Known as the "Roaring Twenties", this decade was characterized largely by the social trends of the time. Prohibition began in 1920, leading to a rapid increase in crime, gangs and organized crime, and a culture of rebellion and recklessness which rode on the notes of the emerging genre of jazz music. Fashion and social norms pushed the limits of prior decades, and there was a feeling of optimism which had begun with the end of World War One in 1919.
Woodrow Wilson
1920-1921
Warren Harding
1921-1923
Calvin Coolidge
1923-1929
Herbert Hoover
1929
Beginning in about 1923, the newly mass-produced invention called the radio began to appear in the homes of Americans, bringing the news of the world to their living rooms and setting off a swirl of dramatic and musical programs that, for the first time, could be enjoyed from the comfort of one's easy chair. Much of the musical offerings featured jazz, an emerging genre that had developed from African American blues music, flowered in New Orleans during the first decade of the century and spread quickly northward, with Chicago becoming the hub of jazz in the north by the start of the 1920's.
Crime rates in the cities were high during this period, primarily due to prohibition, and the rise of gangs and establishment of crime families and organized crime created an atmosphere of violence and a nightmare for law enforcement. Even normally law-abiding citizens regularly indulged in secret alcohol bars, known as "speakeasies", and this rebellious trend spread to clothing, which was more revealing for women, hairstyles which, for the first time, allowed for short or "bobbed" hair on women, and to the loosening of many social mores which had been tightly restricted for the first two decades of the century. The "flapper" was the new woman, free, loose and fun-loving - a far cry from the repressed, constrained woman of prior decades. Even dance trends emphasized provocative moves, as men and women boogied to jazz and ragtime music.
1920's Flappers
Charles Lindburgh
One of the most celebrated events of this decade was the successful trans-Atlantic flight of Charles Lindbergh in 1927, which was met with wild enthusiasm. Lindbergh was a national hero who personified the celebratory mood of the nation.

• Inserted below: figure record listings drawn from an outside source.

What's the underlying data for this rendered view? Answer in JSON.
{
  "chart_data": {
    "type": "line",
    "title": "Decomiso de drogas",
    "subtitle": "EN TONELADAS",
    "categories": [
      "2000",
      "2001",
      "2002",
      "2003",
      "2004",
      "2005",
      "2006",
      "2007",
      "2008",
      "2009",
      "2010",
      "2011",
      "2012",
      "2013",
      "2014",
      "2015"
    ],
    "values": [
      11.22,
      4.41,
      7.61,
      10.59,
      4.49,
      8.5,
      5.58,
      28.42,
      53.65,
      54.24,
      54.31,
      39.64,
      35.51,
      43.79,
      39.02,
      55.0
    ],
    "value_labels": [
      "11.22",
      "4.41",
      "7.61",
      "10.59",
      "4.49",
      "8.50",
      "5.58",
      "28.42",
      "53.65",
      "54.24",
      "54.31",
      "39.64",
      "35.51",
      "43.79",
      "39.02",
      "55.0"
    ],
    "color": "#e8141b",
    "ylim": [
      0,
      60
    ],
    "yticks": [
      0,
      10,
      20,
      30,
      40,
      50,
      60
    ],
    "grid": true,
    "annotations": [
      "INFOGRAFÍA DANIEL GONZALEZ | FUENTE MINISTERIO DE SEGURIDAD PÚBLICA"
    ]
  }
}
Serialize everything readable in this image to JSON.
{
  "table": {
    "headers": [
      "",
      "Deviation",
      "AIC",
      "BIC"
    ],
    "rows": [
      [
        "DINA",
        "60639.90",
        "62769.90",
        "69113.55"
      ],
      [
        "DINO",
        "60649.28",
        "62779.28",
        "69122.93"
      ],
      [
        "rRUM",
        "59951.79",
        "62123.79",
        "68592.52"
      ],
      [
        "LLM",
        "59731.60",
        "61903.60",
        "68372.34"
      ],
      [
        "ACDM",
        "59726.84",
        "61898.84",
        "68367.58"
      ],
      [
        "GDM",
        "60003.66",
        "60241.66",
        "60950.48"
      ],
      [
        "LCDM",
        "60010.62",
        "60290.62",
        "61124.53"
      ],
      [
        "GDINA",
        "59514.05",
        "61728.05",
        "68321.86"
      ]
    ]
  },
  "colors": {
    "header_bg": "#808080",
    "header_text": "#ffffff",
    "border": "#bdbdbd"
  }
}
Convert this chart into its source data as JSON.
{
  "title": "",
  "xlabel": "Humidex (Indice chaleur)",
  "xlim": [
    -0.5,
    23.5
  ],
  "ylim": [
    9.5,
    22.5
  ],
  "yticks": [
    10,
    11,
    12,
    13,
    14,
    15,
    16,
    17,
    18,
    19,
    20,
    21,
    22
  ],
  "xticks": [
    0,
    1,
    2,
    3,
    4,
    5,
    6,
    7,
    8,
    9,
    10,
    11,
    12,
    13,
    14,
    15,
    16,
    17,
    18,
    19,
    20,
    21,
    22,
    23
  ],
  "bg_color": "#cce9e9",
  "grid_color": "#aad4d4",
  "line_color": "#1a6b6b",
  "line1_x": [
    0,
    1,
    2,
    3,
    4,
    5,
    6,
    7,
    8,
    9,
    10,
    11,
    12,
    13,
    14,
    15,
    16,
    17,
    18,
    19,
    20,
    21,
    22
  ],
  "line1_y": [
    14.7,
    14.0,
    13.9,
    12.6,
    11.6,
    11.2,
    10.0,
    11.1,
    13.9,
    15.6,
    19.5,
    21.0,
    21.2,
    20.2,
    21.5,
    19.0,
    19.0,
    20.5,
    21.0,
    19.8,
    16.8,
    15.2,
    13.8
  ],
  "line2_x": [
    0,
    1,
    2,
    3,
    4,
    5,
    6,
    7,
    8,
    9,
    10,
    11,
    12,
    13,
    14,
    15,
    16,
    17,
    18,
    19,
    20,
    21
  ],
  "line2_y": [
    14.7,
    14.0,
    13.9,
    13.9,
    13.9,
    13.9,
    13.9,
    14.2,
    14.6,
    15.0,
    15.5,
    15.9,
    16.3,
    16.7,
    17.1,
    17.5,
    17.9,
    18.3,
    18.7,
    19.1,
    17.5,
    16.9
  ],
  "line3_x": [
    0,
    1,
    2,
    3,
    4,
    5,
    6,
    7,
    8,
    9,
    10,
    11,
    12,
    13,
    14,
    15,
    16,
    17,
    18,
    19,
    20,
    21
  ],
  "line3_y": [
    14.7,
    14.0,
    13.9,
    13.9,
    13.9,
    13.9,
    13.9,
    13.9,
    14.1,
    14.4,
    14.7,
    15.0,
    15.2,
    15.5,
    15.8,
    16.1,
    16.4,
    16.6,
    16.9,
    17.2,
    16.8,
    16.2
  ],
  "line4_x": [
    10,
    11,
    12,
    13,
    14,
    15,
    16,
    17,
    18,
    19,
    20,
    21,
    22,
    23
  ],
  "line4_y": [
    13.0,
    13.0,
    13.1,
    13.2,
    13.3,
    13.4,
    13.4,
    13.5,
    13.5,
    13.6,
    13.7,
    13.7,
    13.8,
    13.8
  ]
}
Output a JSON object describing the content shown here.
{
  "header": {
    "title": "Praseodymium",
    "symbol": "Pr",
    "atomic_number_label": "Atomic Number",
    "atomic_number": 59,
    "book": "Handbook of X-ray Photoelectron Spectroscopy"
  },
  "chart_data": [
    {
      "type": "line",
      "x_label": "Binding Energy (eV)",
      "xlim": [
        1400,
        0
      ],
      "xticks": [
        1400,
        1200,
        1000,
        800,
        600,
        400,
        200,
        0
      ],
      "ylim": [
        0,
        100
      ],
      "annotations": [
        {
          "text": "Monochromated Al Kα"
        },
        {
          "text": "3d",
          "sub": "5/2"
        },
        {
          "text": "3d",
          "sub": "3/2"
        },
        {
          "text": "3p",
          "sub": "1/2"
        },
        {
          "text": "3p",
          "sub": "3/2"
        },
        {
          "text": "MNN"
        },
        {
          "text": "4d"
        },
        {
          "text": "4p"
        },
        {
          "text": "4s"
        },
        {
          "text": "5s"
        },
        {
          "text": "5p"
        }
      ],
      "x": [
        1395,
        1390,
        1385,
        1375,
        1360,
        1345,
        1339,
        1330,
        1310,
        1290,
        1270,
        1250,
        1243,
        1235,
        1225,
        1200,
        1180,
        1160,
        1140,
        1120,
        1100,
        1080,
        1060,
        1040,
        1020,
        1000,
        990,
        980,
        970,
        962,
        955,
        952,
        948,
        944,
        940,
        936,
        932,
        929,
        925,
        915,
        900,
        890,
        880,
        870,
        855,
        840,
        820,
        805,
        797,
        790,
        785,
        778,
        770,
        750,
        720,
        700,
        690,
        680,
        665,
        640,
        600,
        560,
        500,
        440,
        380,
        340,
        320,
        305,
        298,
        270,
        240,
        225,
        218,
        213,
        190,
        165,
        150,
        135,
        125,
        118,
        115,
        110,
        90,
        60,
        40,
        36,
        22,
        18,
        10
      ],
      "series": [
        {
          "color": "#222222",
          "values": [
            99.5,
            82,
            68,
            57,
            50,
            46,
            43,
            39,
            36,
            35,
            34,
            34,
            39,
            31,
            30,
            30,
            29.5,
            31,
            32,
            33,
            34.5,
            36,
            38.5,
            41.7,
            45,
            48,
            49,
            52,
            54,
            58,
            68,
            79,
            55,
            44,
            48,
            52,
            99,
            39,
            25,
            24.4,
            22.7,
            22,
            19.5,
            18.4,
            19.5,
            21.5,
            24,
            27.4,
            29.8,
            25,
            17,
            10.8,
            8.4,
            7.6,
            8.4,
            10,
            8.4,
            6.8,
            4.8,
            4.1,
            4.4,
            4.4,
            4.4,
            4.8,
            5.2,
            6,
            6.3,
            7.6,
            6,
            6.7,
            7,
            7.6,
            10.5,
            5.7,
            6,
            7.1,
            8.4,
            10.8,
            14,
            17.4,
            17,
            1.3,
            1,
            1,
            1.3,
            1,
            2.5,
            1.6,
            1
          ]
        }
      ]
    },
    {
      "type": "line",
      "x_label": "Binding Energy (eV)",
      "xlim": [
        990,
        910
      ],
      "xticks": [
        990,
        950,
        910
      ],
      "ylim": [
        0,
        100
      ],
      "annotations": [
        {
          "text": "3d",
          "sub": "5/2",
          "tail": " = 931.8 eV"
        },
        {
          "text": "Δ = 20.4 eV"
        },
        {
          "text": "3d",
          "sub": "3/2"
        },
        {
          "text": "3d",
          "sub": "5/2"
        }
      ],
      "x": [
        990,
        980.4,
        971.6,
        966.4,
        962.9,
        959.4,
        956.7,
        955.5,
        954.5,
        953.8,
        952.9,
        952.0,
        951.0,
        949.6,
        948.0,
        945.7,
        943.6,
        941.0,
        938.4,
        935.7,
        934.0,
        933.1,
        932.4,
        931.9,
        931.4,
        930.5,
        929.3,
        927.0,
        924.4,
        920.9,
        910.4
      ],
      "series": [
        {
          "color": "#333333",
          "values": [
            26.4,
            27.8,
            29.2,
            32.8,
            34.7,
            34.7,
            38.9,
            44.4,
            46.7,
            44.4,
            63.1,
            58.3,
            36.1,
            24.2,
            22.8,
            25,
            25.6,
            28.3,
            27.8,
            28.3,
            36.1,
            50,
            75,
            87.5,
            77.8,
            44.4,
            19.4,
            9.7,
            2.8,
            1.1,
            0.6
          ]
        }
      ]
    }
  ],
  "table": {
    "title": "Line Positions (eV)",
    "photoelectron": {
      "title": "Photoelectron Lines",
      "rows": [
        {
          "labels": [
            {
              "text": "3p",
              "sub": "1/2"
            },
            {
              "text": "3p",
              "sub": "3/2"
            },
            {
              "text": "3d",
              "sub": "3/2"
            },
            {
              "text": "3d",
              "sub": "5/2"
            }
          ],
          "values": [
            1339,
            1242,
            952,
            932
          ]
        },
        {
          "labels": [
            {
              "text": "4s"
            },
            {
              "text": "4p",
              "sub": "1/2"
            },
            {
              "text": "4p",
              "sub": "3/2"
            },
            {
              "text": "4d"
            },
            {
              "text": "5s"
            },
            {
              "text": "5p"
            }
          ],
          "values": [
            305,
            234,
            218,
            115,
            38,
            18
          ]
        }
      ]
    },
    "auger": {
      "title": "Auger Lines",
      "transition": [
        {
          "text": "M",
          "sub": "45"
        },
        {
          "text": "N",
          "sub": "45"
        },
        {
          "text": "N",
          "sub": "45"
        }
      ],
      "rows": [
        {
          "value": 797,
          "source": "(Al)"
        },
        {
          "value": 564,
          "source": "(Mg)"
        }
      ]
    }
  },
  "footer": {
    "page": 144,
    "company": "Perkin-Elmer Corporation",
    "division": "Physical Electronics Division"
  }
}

On the darker side of this buoyant decade, racism continued apace as blacks were denied basic rights and Jim Crow laws were strengthened in the South. A suspicion of "foreigners" grew with the establishment of the USSR in 1922, and limits were placed on immigration. The decade ended with the catastrophic stock market crash on 29 October 1929, and the Great Depression of the 1930's descended on the nation and the world.